The more useful question for any leadership team is not “where are we using AI?” but “where has AI use become predictable and owned?” Where is the variance dropping? Where has a function stopped experimenting and started operating? Where is confidence earned through repeated use rather than assumed on the basis of a promising pilot? Alongside these questions sits a related one that the Role Alignment Map is designed to answer: whether the leadership system as a whole shares a common interpretation of where AI is creating value, who owns it, and what the strategic priorities are. Adoption-stage divergence and strategic misalignment are not the same problem, and they do not resolve through the same interventions.
These are the places where budget should follow. Not because activity is highest, but because behaviour has stabilised enough to suggest the value will persist.

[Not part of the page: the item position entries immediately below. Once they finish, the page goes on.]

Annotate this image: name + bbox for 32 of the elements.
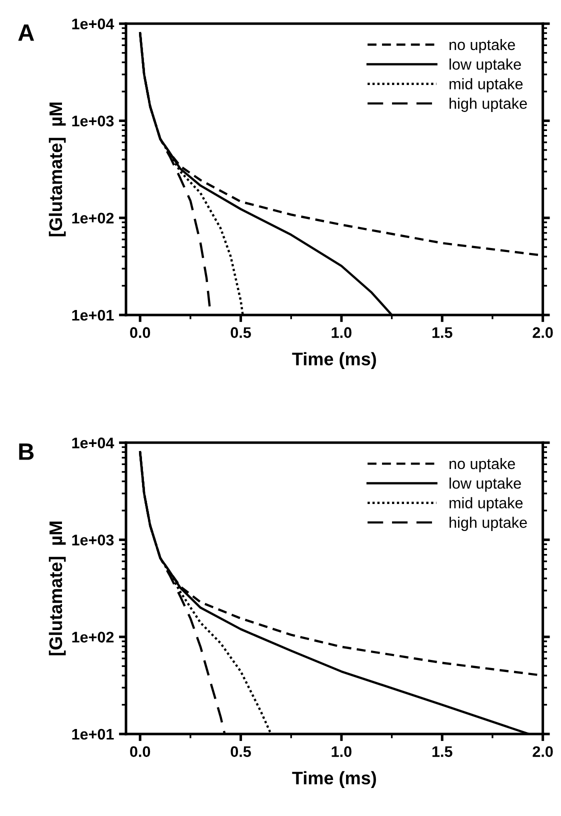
x-tick-label: 0.0 (130, 327, 150, 338)
chart-title: B (19, 444, 34, 460)
legend-label: mid uptake (450, 497, 523, 512)
y-tick-label: 1e+02 (72, 632, 114, 643)
y-tick-label: 1e+04 (72, 438, 114, 448)
legend-label: high uptake (450, 98, 527, 112)
x-axis-title: Time (ms) (292, 352, 376, 369)
x-tick-label: 2.0 (532, 746, 553, 758)
legend-label: low uptake (450, 58, 521, 73)
x-tick-label: 1.5 (432, 746, 452, 758)
y-tick-label: 1e+01 (72, 310, 114, 321)
chart-title: A (18, 24, 34, 41)
x-axis-title: Time (ms) (292, 771, 376, 788)
x-tick-label: 0.5 (230, 327, 251, 338)
y-tick-label: 1e+02 (72, 212, 114, 224)
y-tick-label: 1e+03 (72, 116, 114, 126)
legend-label: mid uptake (450, 78, 523, 92)
x-tick-label: 0.5 (230, 746, 251, 758)
x-tick-label: 0.0 (130, 746, 150, 758)
x-tick-label: 1.0 (332, 327, 352, 338)
y-tick-label: 1e+04 (72, 18, 114, 30)
legend-label: no uptake (450, 458, 515, 472)
y-axis-title: [Glutamate] µM (48, 102, 66, 236)
x-tick-label: 1.5 (432, 327, 452, 338)
legend-label: high uptake (450, 516, 527, 531)
x-tick-label: 1.0 (332, 746, 352, 758)
y-tick-label: 1e+03 (72, 534, 114, 546)
x-tick-label: 2.0 (532, 327, 553, 338)
legend-label: low uptake (450, 478, 521, 492)
legend-label: no uptake (450, 38, 515, 54)
y-tick-label: 1e+01 (72, 728, 114, 740)
y-axis-title: [Glutamate] µM (48, 522, 66, 656)
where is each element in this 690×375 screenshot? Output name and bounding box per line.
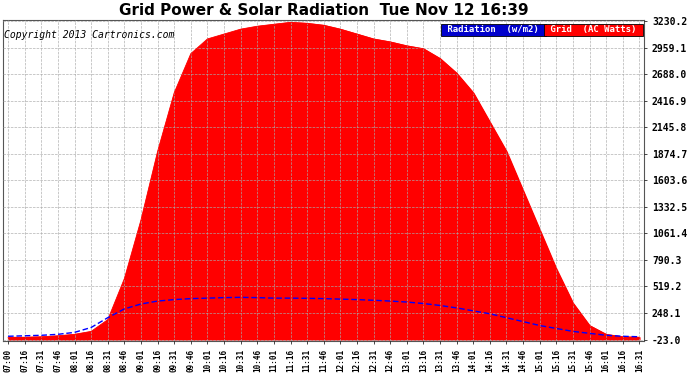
Text: Radiation  (w/m2): Radiation (w/m2) (442, 25, 544, 34)
Text: Copyright 2013 Cartronics.com: Copyright 2013 Cartronics.com (4, 30, 175, 40)
Title: Grid Power & Solar Radiation  Tue Nov 12 16:39: Grid Power & Solar Radiation Tue Nov 12 … (119, 3, 529, 18)
Text: Grid  (AC Watts): Grid (AC Watts) (545, 25, 642, 34)
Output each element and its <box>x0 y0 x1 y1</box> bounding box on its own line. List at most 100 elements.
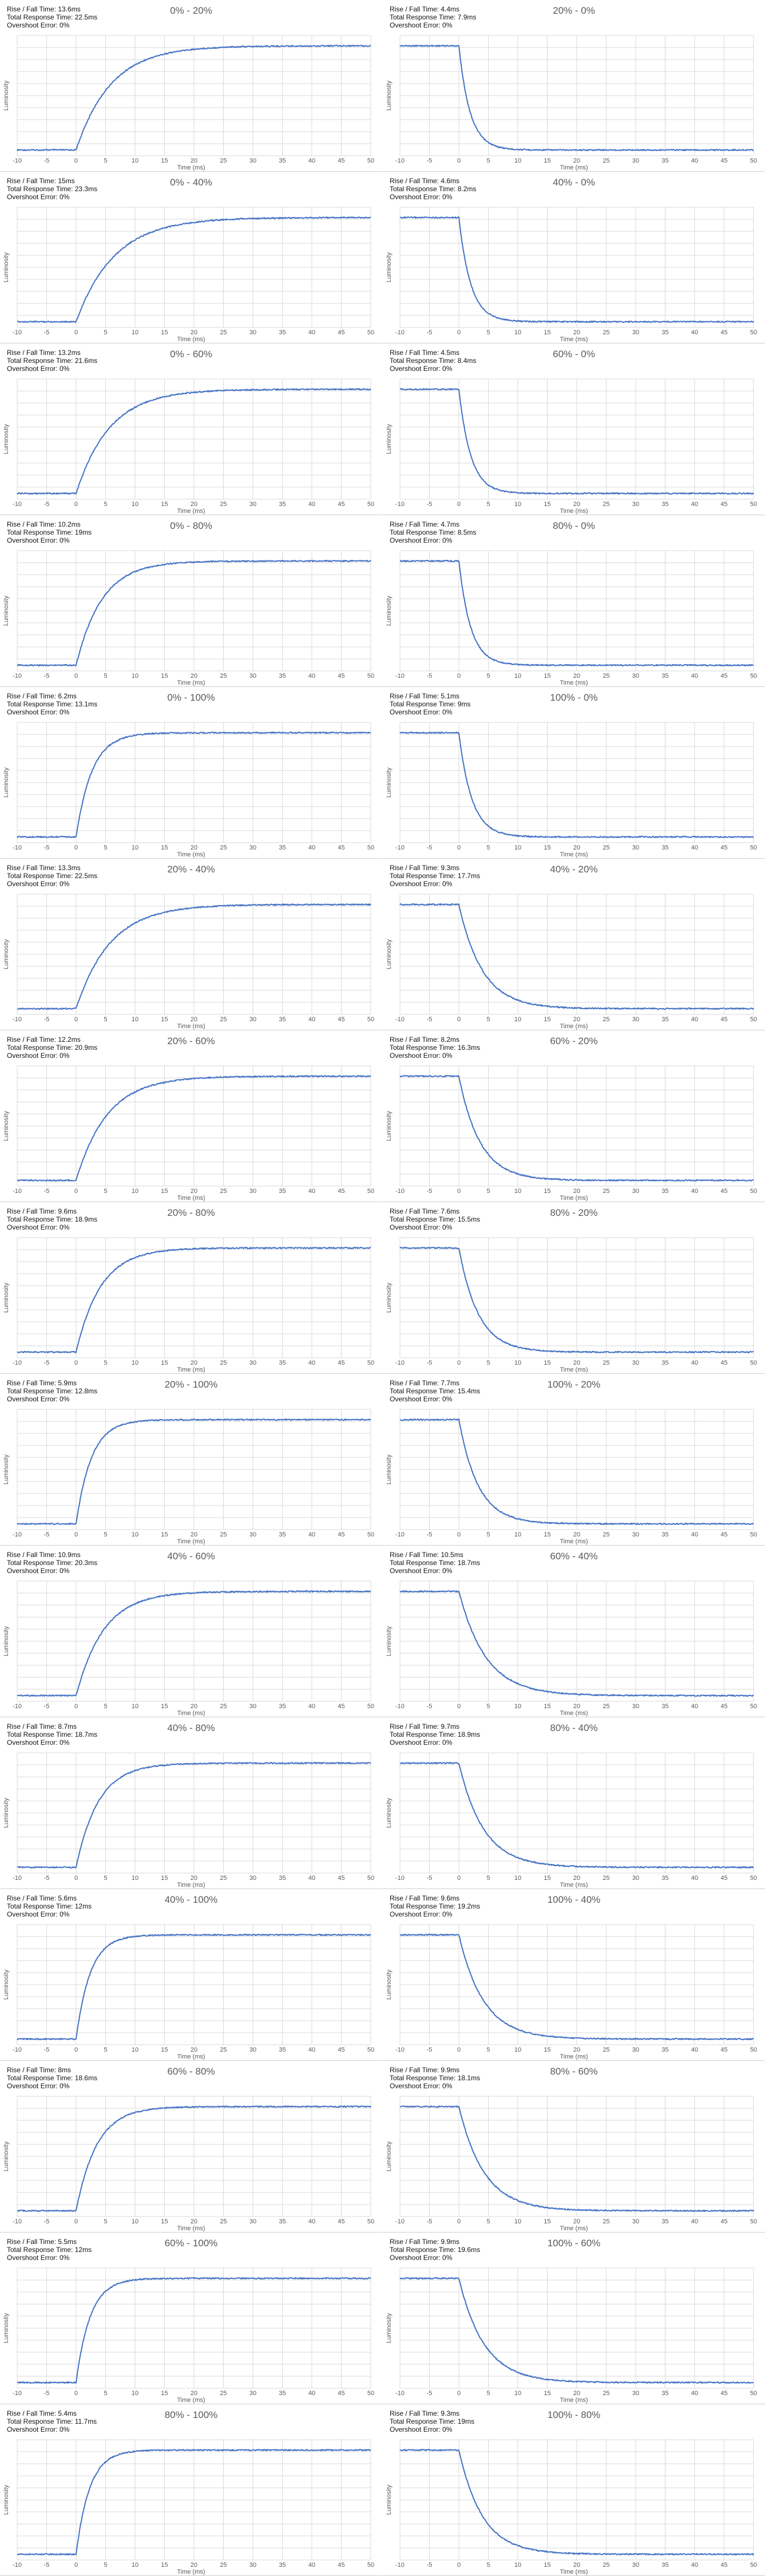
x-tick-label: 25 <box>220 329 227 336</box>
x-tick-label: 20 <box>191 329 197 336</box>
x-tick-label: 40 <box>308 1016 315 1023</box>
overshoot-error-label: Overshoot Error: 0% <box>390 1052 453 1060</box>
overshoot-error-label: Overshoot Error: 0% <box>390 708 453 716</box>
luminosity-series-line <box>399 44 754 152</box>
x-tick-label: 45 <box>720 1360 727 1366</box>
total-response-time-label: Total Response Time: 9ms <box>390 700 470 708</box>
x-axis-label: Time (ms) <box>560 2053 588 2060</box>
x-tick-label: 50 <box>750 844 757 851</box>
x-tick-label: -10 <box>395 157 405 164</box>
chart-title: 0% - 80% <box>170 520 212 531</box>
y-axis-label: Luminosity <box>386 767 393 797</box>
x-tick-label: 25 <box>220 1531 227 1538</box>
luminosity-series-line <box>17 559 371 667</box>
x-tick-label: -5 <box>427 1360 433 1366</box>
chart-title: 60% - 0% <box>553 349 595 359</box>
x-tick-label: 45 <box>720 1703 727 1710</box>
y-axis-label: Luminosity <box>386 2313 393 2343</box>
x-tick-label: 20 <box>573 2046 580 2053</box>
chart-title: 0% - 40% <box>170 177 212 188</box>
y-axis-label: Luminosity <box>3 1797 10 1828</box>
overshoot-error-label: Overshoot Error: 0% <box>7 1739 70 1747</box>
x-tick-label: 5 <box>486 1360 490 1366</box>
overshoot-error-label: Overshoot Error: 0% <box>7 880 70 888</box>
y-axis-label: Luminosity <box>3 80 10 110</box>
x-tick-label: 0 <box>74 1360 78 1366</box>
overshoot-error-label: Overshoot Error: 0% <box>7 1910 70 1918</box>
x-tick-label: -5 <box>44 2562 50 2569</box>
x-axis-label: Time (ms) <box>177 336 205 343</box>
overshoot-error-label: Overshoot Error: 0% <box>390 880 453 888</box>
x-tick-label: 25 <box>603 1188 609 1195</box>
y-axis-label: Luminosity <box>3 1969 10 2000</box>
x-tick-label: 5 <box>104 501 107 508</box>
y-axis-label: Luminosity <box>3 1282 10 1313</box>
overshoot-error-label: Overshoot Error: 0% <box>7 708 70 716</box>
x-tick-label: 35 <box>661 2218 668 2225</box>
x-tick-label: 45 <box>338 1188 344 1195</box>
x-tick-label: 45 <box>338 1531 344 1538</box>
total-response-time-label: Total Response Time: 12ms <box>7 2246 92 2254</box>
x-tick-label: -10 <box>395 2218 405 2225</box>
overshoot-error-label: Overshoot Error: 0% <box>390 1395 453 1403</box>
rise-fall-time-label: Rise / Fall Time: 5.1ms <box>390 692 459 700</box>
x-tick-label: -10 <box>13 1016 22 1023</box>
y-axis-label: Luminosity <box>386 1797 393 1828</box>
x-tick-label: 40 <box>308 2046 315 2053</box>
x-tick-label: 35 <box>279 2218 286 2225</box>
x-tick-label: 10 <box>514 1188 521 1195</box>
x-tick-label: 5 <box>104 1016 107 1023</box>
x-tick-label: -5 <box>427 2390 433 2397</box>
x-tick-label: 20 <box>191 844 197 851</box>
x-tick-label: -5 <box>44 329 50 336</box>
x-tick-label: 50 <box>750 329 757 336</box>
rise-fall-time-label: Rise / Fall Time: 9.6ms <box>390 1894 459 1902</box>
rise-fall-time-label: Rise / Fall Time: 9.9ms <box>390 2066 459 2074</box>
x-tick-label: 15 <box>544 2218 550 2225</box>
x-tick-label: -5 <box>427 1188 433 1195</box>
x-tick-label: 25 <box>603 1360 609 1366</box>
x-tick-label: 10 <box>514 329 521 336</box>
x-tick-label: 10 <box>514 2218 521 2225</box>
x-tick-label: -10 <box>395 1531 405 1538</box>
luminosity-series-line <box>399 1933 754 2041</box>
x-tick-label: 30 <box>632 2390 639 2397</box>
x-tick-label: 35 <box>661 673 668 679</box>
x-tick-label: -5 <box>427 1875 433 1882</box>
x-tick-label: 45 <box>720 1016 727 1023</box>
x-tick-label: 10 <box>514 1875 521 1882</box>
y-axis-label: Luminosity <box>386 939 393 969</box>
x-tick-label: 10 <box>132 1703 138 1710</box>
x-tick-label: 15 <box>544 2390 550 2397</box>
rise-fall-time-label: Rise / Fall Time: 9.7ms <box>390 1722 459 1730</box>
overshoot-error-label: Overshoot Error: 0% <box>390 2254 453 2262</box>
x-tick-label: 50 <box>367 2218 374 2225</box>
x-axis-label: Time (ms) <box>560 679 588 686</box>
x-tick-label: 45 <box>720 157 727 164</box>
x-tick-label: 20 <box>191 2218 197 2225</box>
x-tick-label: 35 <box>279 673 286 679</box>
luminosity-series-line <box>399 216 754 323</box>
x-tick-label: 15 <box>544 2562 550 2569</box>
x-tick-label: -5 <box>427 844 433 851</box>
x-tick-label: 0 <box>74 1703 78 1710</box>
y-axis-label: Luminosity <box>386 1111 393 1141</box>
x-tick-label: 40 <box>691 673 698 679</box>
x-tick-label: -5 <box>44 1531 50 1538</box>
x-tick-label: -10 <box>395 1360 405 1366</box>
chart-title: 100% - 80% <box>548 2409 601 2420</box>
luminosity-series-line <box>399 1074 754 1182</box>
x-tick-label: 5 <box>104 2562 107 2569</box>
total-response-time-label: Total Response Time: 22.5ms <box>7 13 97 21</box>
x-tick-label: 50 <box>367 501 374 508</box>
x-tick-label: 10 <box>132 1875 138 1882</box>
overshoot-error-label: Overshoot Error: 0% <box>7 21 70 29</box>
rise-fall-time-label: Rise / Fall Time: 7.6ms <box>390 1207 459 1215</box>
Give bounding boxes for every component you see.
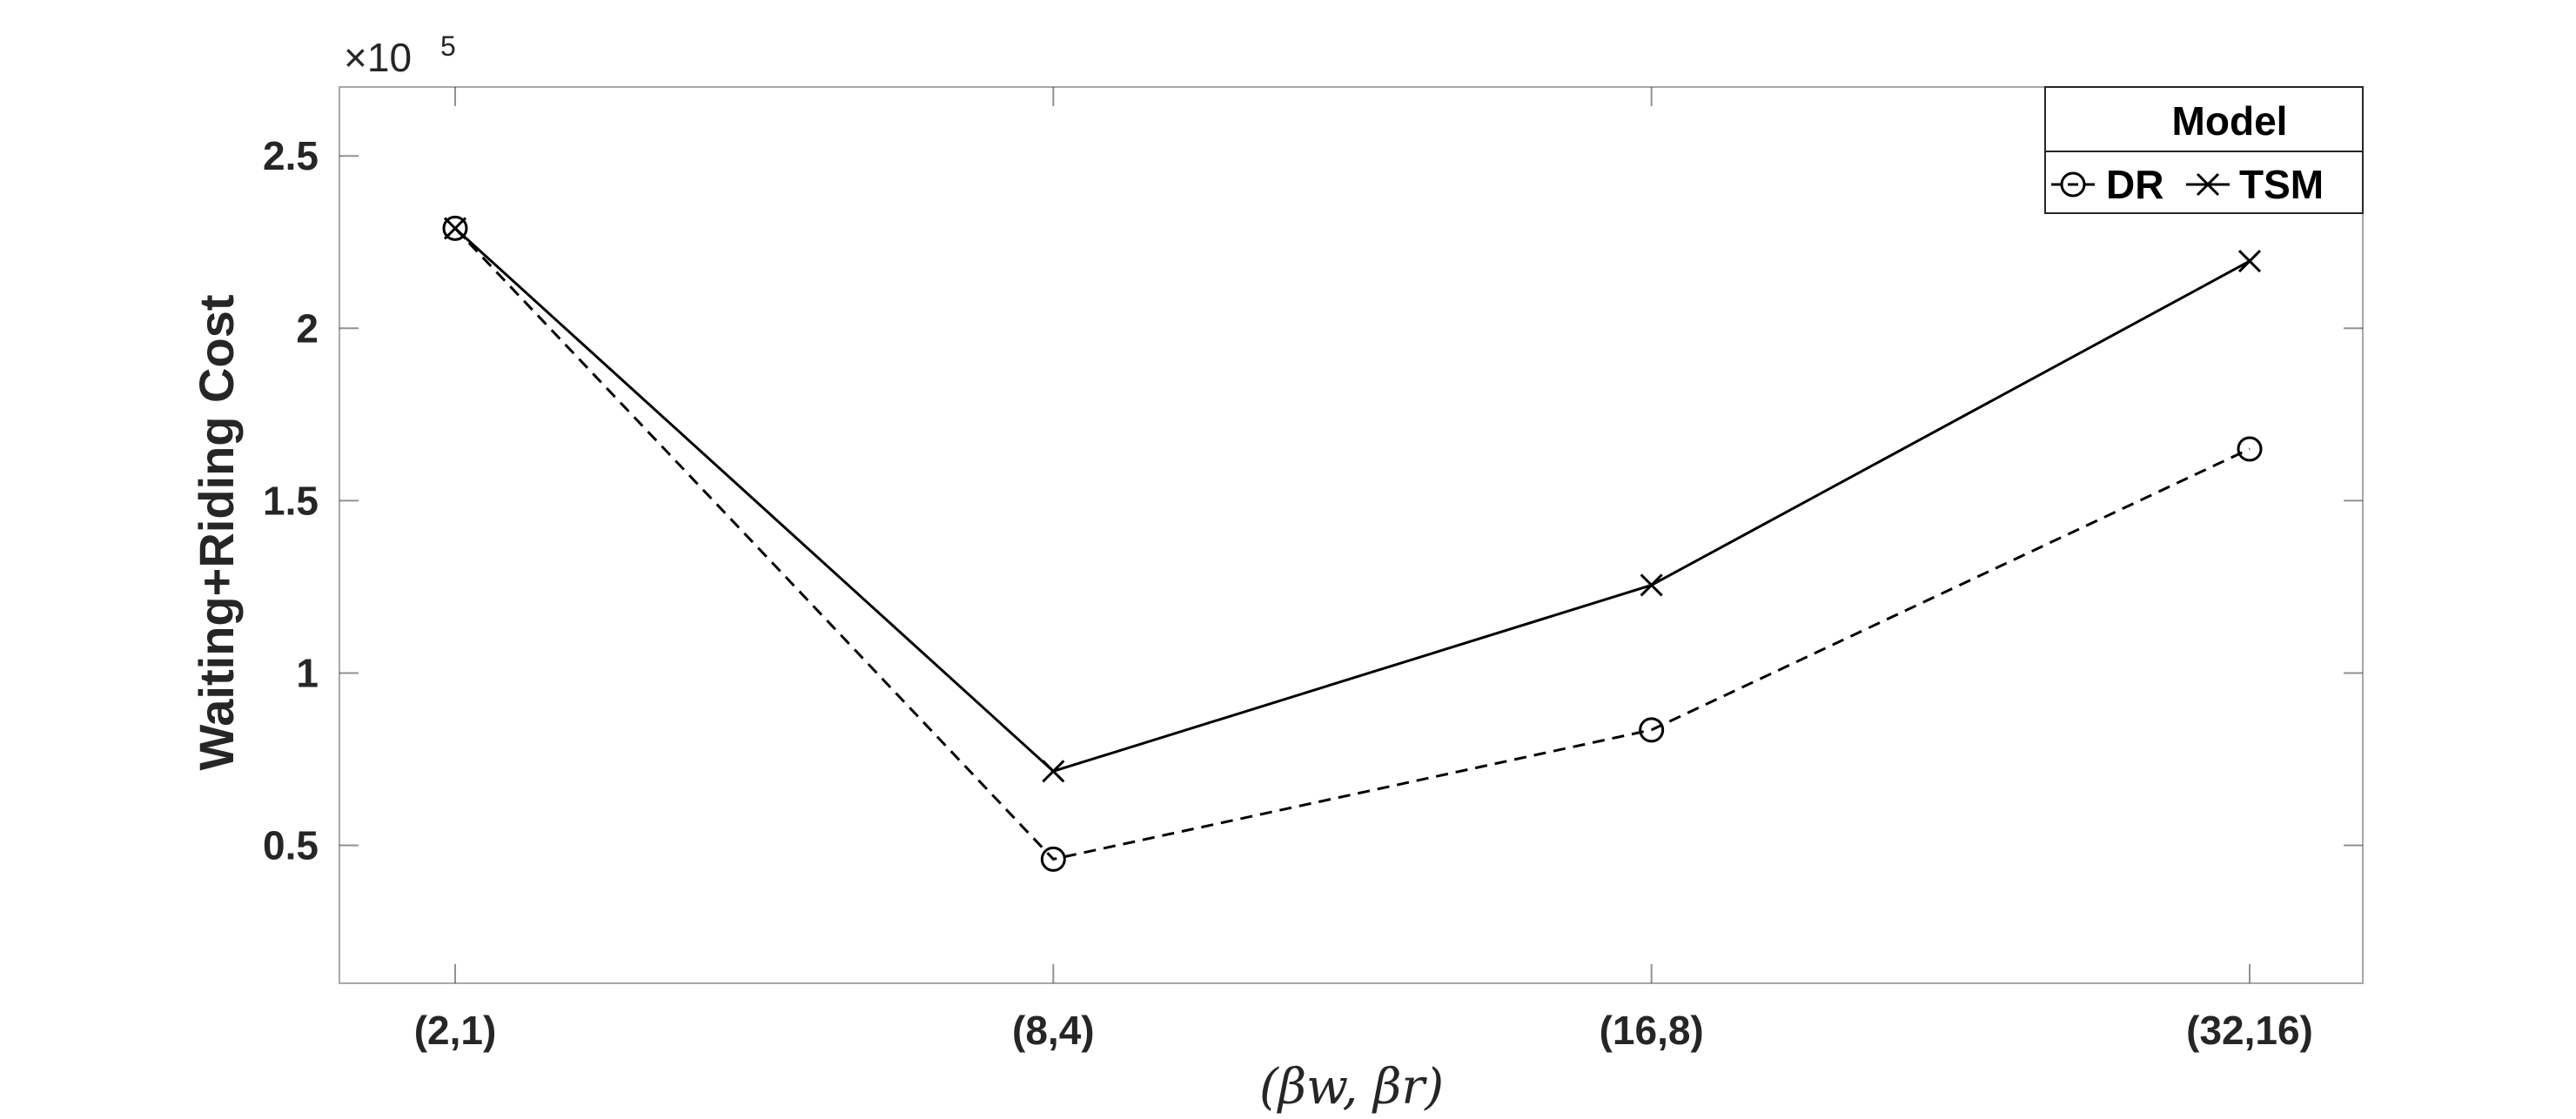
y-exponent-prefix: ×10 bbox=[344, 35, 412, 80]
data-point-tsm bbox=[2237, 249, 2262, 273]
y-tick-label: 2.5 bbox=[263, 133, 319, 178]
legend-title: Model bbox=[2172, 98, 2288, 144]
y-exponent: ×10 5 bbox=[344, 30, 456, 80]
y-tick-label: 1 bbox=[296, 650, 319, 695]
legend-label-tsm: TSM bbox=[2239, 162, 2324, 207]
y-tick-label: 2 bbox=[296, 305, 319, 351]
x-tick-label: (2,1) bbox=[414, 1008, 497, 1053]
marker-stroke bbox=[2196, 172, 2220, 197]
legend-marker-tsm bbox=[2196, 172, 2220, 197]
series-layer bbox=[442, 215, 2263, 872]
y-exponent-power: 5 bbox=[440, 30, 456, 62]
x-tick-label: (16,8) bbox=[1600, 1008, 1704, 1053]
x-tick-label: (8,4) bbox=[1012, 1008, 1095, 1053]
x-axis-title: (βw, βr) bbox=[1259, 1059, 1444, 1116]
legend-box bbox=[2044, 86, 2364, 214]
data-point-dr bbox=[442, 215, 468, 241]
legend-marker-dr bbox=[2060, 171, 2086, 198]
marker-stroke bbox=[1640, 573, 1663, 597]
plot-area bbox=[339, 86, 2364, 984]
data-point-tsm bbox=[1042, 760, 1065, 783]
data-point-dr bbox=[2237, 436, 2263, 462]
legend: Model DR TSM bbox=[2044, 86, 2364, 214]
y-axis: 0.5 1 1.5 2 2.5 bbox=[263, 133, 2363, 868]
series-line-dr bbox=[453, 227, 2251, 861]
x-tick-label: (32,16) bbox=[2186, 1008, 2313, 1053]
y-tick-label: 0.5 bbox=[263, 823, 319, 868]
series-line-tsm bbox=[453, 227, 2251, 774]
marker-stroke bbox=[1042, 760, 1065, 783]
legend-label-dr: DR bbox=[2106, 162, 2163, 207]
data-point-tsm bbox=[1640, 573, 1663, 597]
y-tick-label: 1.5 bbox=[263, 478, 319, 523]
marker-stroke bbox=[2237, 249, 2262, 273]
data-point-tsm bbox=[443, 217, 467, 240]
data-point-dr bbox=[1639, 717, 1665, 743]
marker-stroke bbox=[443, 217, 467, 240]
x-axis: (2,1) (8,4) (16,8) (32,16) bbox=[414, 87, 2313, 1053]
data-point-dr bbox=[1040, 846, 1066, 872]
y-axis-title: Waiting+Riding Cost bbox=[189, 295, 244, 771]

The Q1 fieldwork will test whether the concentration pattern anticipated here holds in practice, and whether it is concentrating by role before it concentrates by sector, by company size, or by use case.
That is worth watching.
This essay is part of Quaie’s Founding Essay Series, examining how organisations decide to adopt AI role by role, over time.
Notes and Sources
¹ Marketing and customer service as leading functional areas for stabilised AI use: Consistent with McKinsey Global Survey on AI (2024), which identified customer service, marketing, and software engineering as the three most common functions for generative AI deployment. BCG AI Radar 2025 (January 2025, 1,803 C-level executives) corroborates marketing and customer operations as early value-concentration areas.
² Microsoft Copilot adoption-to-value gap: Microsoft reported 70 per cent of Fortune 500 companies purchasing Copilot licences by late 2024 (Microsoft earnings calls). Gartner found fewer than 5 per cent had moved beyond limited pilot (Gartner research, mid-2024). The gap between platform purchase and stabilised organisational use illustrates why deployment metrics alone do not capture value formation.
Quaie’s six analytical constructs (the Role Shift Index, Role Lead-Lag Ranking, Consensus Formation Time, Role Influence Index, Organisational Adoption Gradient, and Role Alignment Map) are described in full in the forthcoming book The Role Layer: The Missing Intelligence in Enterprise AI Adoption (Quaie Ltd, 2026) and in subsequent essays in this series.